Iran says Swedish court ruling against ex-official ‘unjust’

Iran says Swedish court ruling against ex-official ‘unjust’
Tehran is accused of trying to extract political concessions from other countries through arrests on security charges that may have been trumped up. (Reuters)
Short Url
Updated 25 December 2023
Follow

Iran says Swedish court ruling against ex-official ‘unjust’

Iran says Swedish court ruling against ex-official ‘unjust’
  • Last Tuesday, a Swedish appeals court upheld the guilty verdict and life sentence for murder and serious crimes against international law for the former official Hamid Noury

DUBAI: Iran said on Monday it would keep seeking the release of a former Iranian official sentenced in Sweden to life in prison over a mass execution of political prisoners in Iran.

“This unjust and outrageous ruling does not end Iran’s diplomatic efforts to repatriate and free this Iranian citizen, and we will use all legal and available means,” Foreign Ministry spokesperson Nasser Kanaani said, without specifying.

Last Tuesday, a Swedish appeals court upheld the guilty verdict and life sentence for murder and serious crimes against international law for the former official Hamid Noury.

Relations between Sweden and Iran have soured since 2019 when Sweden arrested Noury for his part in the mass execution and torture of political prisoners in the 1980s.

“We seriously object to the verdict and to what has taken place during this citizen’s long period of detention… and his basic rights have not been respected in Sweden’s prisons,” Kanaani added at a weekly news conference.

Earlier in December, Iran began the trial of a Swedish national, Johan Floderus, employed by the EU who is charged with spying for Israel and “corruption on earth,” a crime that carries the death penalty.

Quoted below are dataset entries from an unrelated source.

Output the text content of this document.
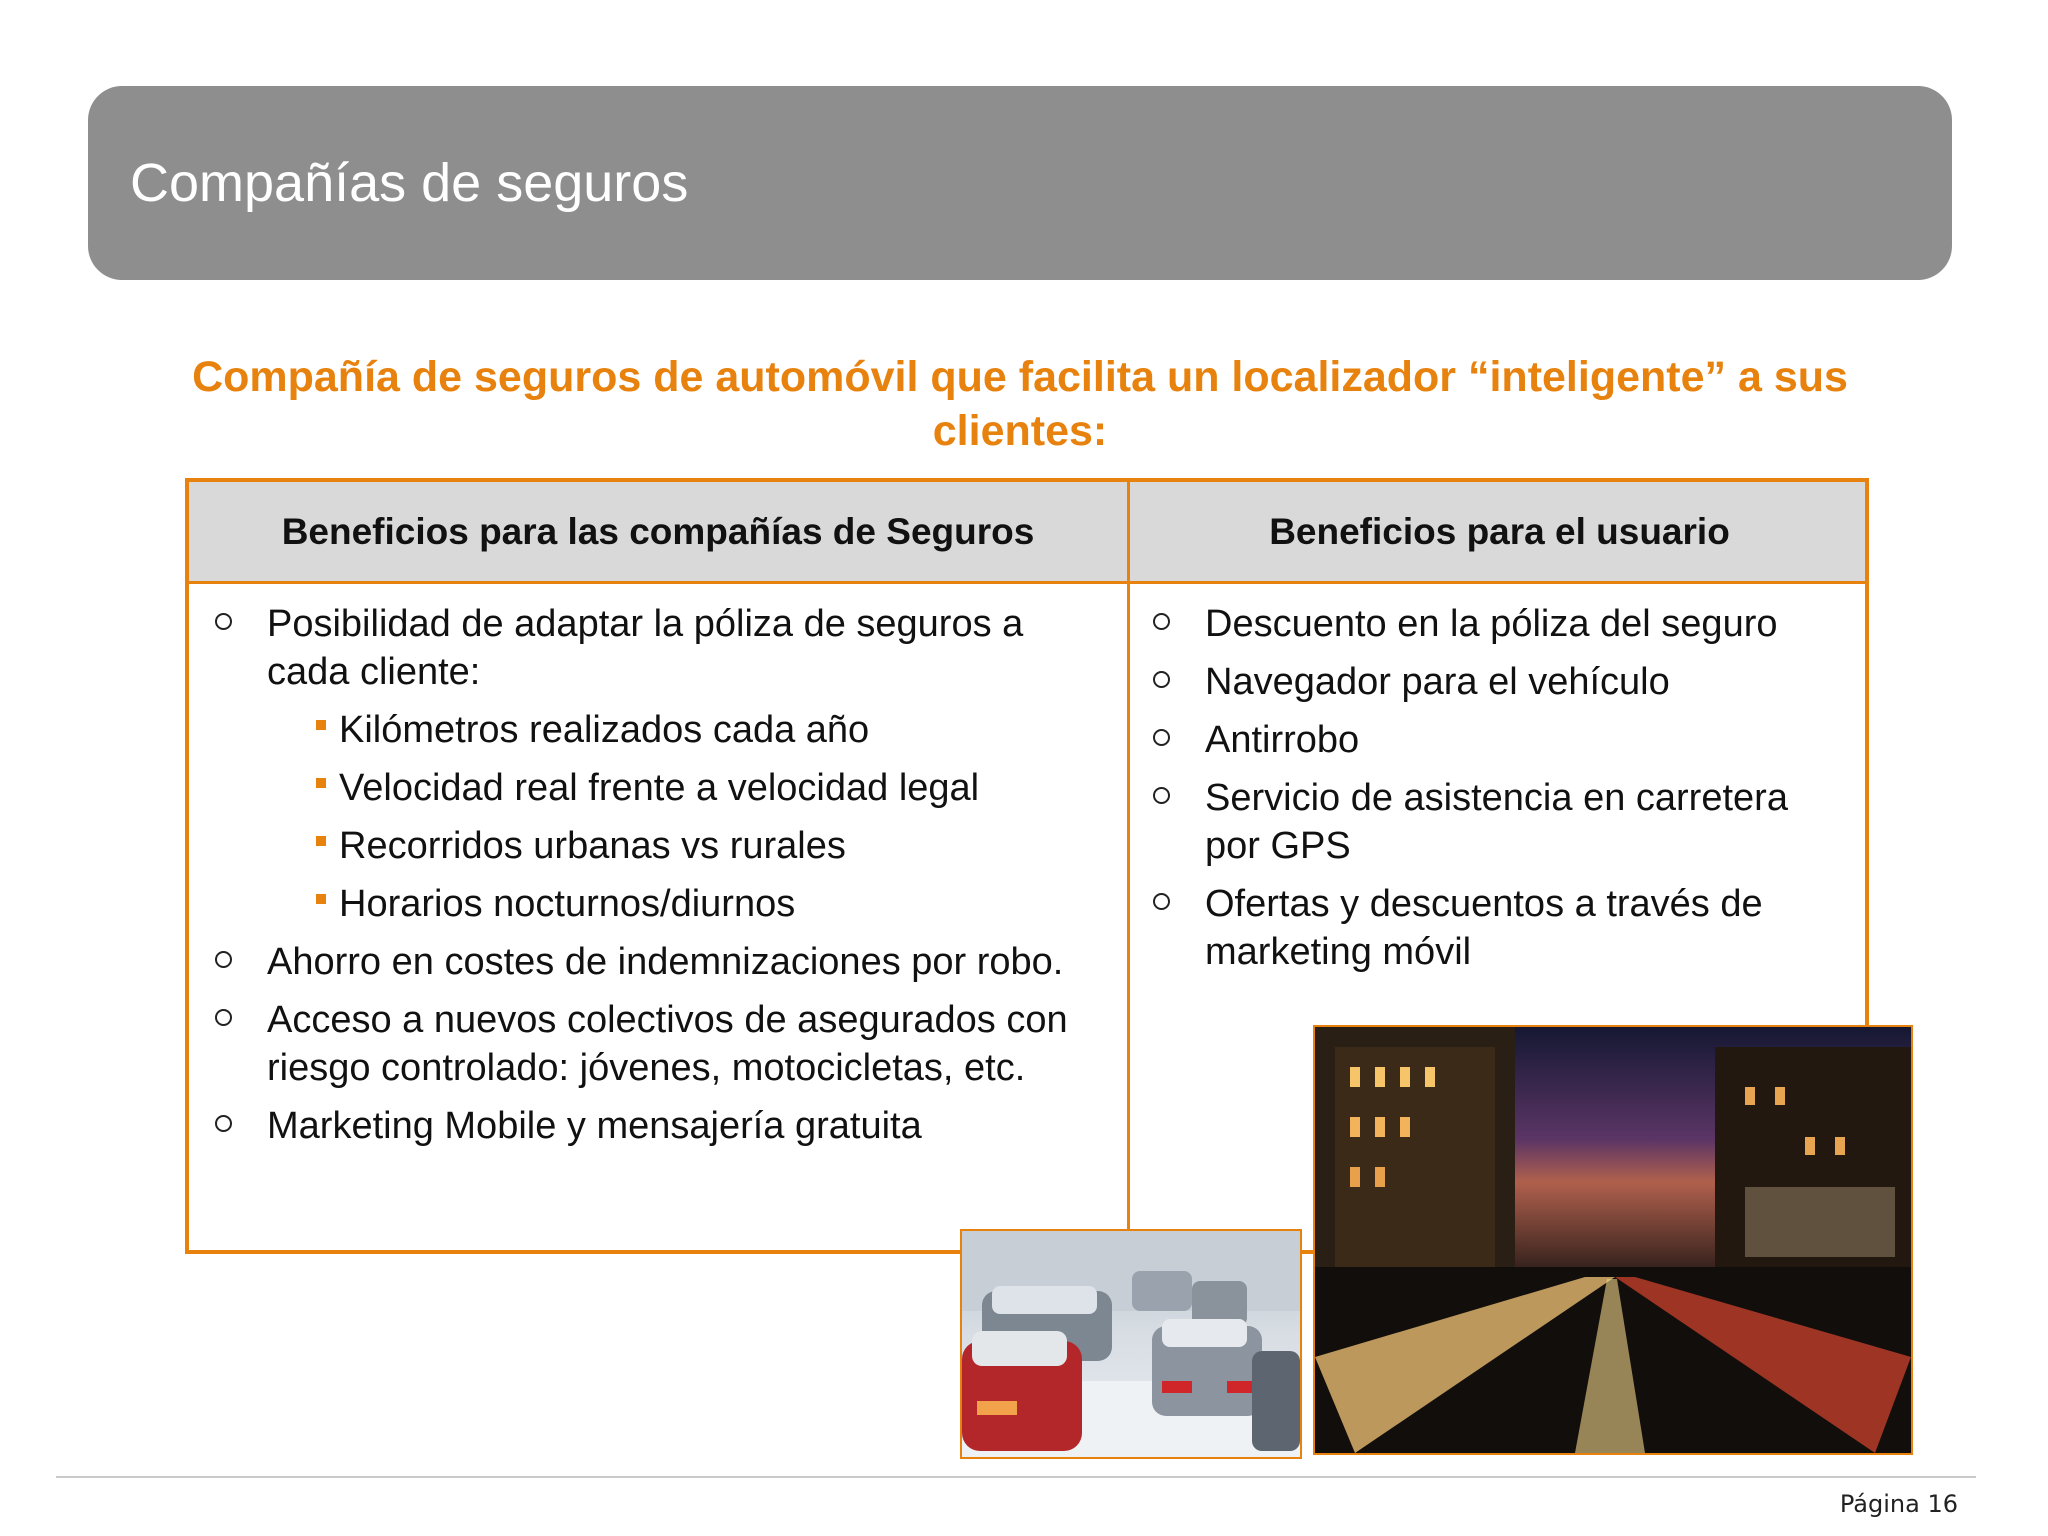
Compañías de seguros
Compañía de seguros de automóvil que facilita un localizador “inteligente” a sus clientes:
Beneficios para las compañías de Seguros	Beneficios para el usuario
Posibilidad de adaptar la póliza de seguros a cada cliente:
Kilómetros realizados cada año
Velocidad real frente a velocidad legal
Recorridos urbanas vs rurales
Horarios nocturnos/diurnos
Ahorro en costes de indemnizaciones por robo.
Acceso a nuevos colectivos de asegurados con riesgo controlado: jóvenes, motocicletas, etc.
Marketing Mobile y mensajería gratuita
Descuento en la póliza del seguro
Navegador para el vehículo
Antirrobo
Servicio de asistencia en carretera por GPS
Ofertas y descuentos a través de marketing móvil
Página 16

Rights groups and Western governments have accused Tehran of trying to extract political concessions from other countries through arrests on security charges that may have been trumped up.

Tehran says such arrests are based on its criminal

code and it denies holding people for political reasons.

Rights groups have also warned that Ahmadreza Djalali, a Swedish-Iranian national sentenced to death in Iran on charges of spying for Israel, may be executed following the verdict against Noury.

A spokesperson for Sweden’s Foreign Ministry said on Monday that it had been alerted to the information issued by rights groups, but said this had not been confirmed.

“Ahmadreza Djalali’s situation is continuously raised with high-level representatives of Iran. Sweden has long demanded that the death penalty not be carried out,” the spokesperson said.

Djalali, a disaster medicine doctor and researcher, was arrested in 2016 while on an academic visit to Iran.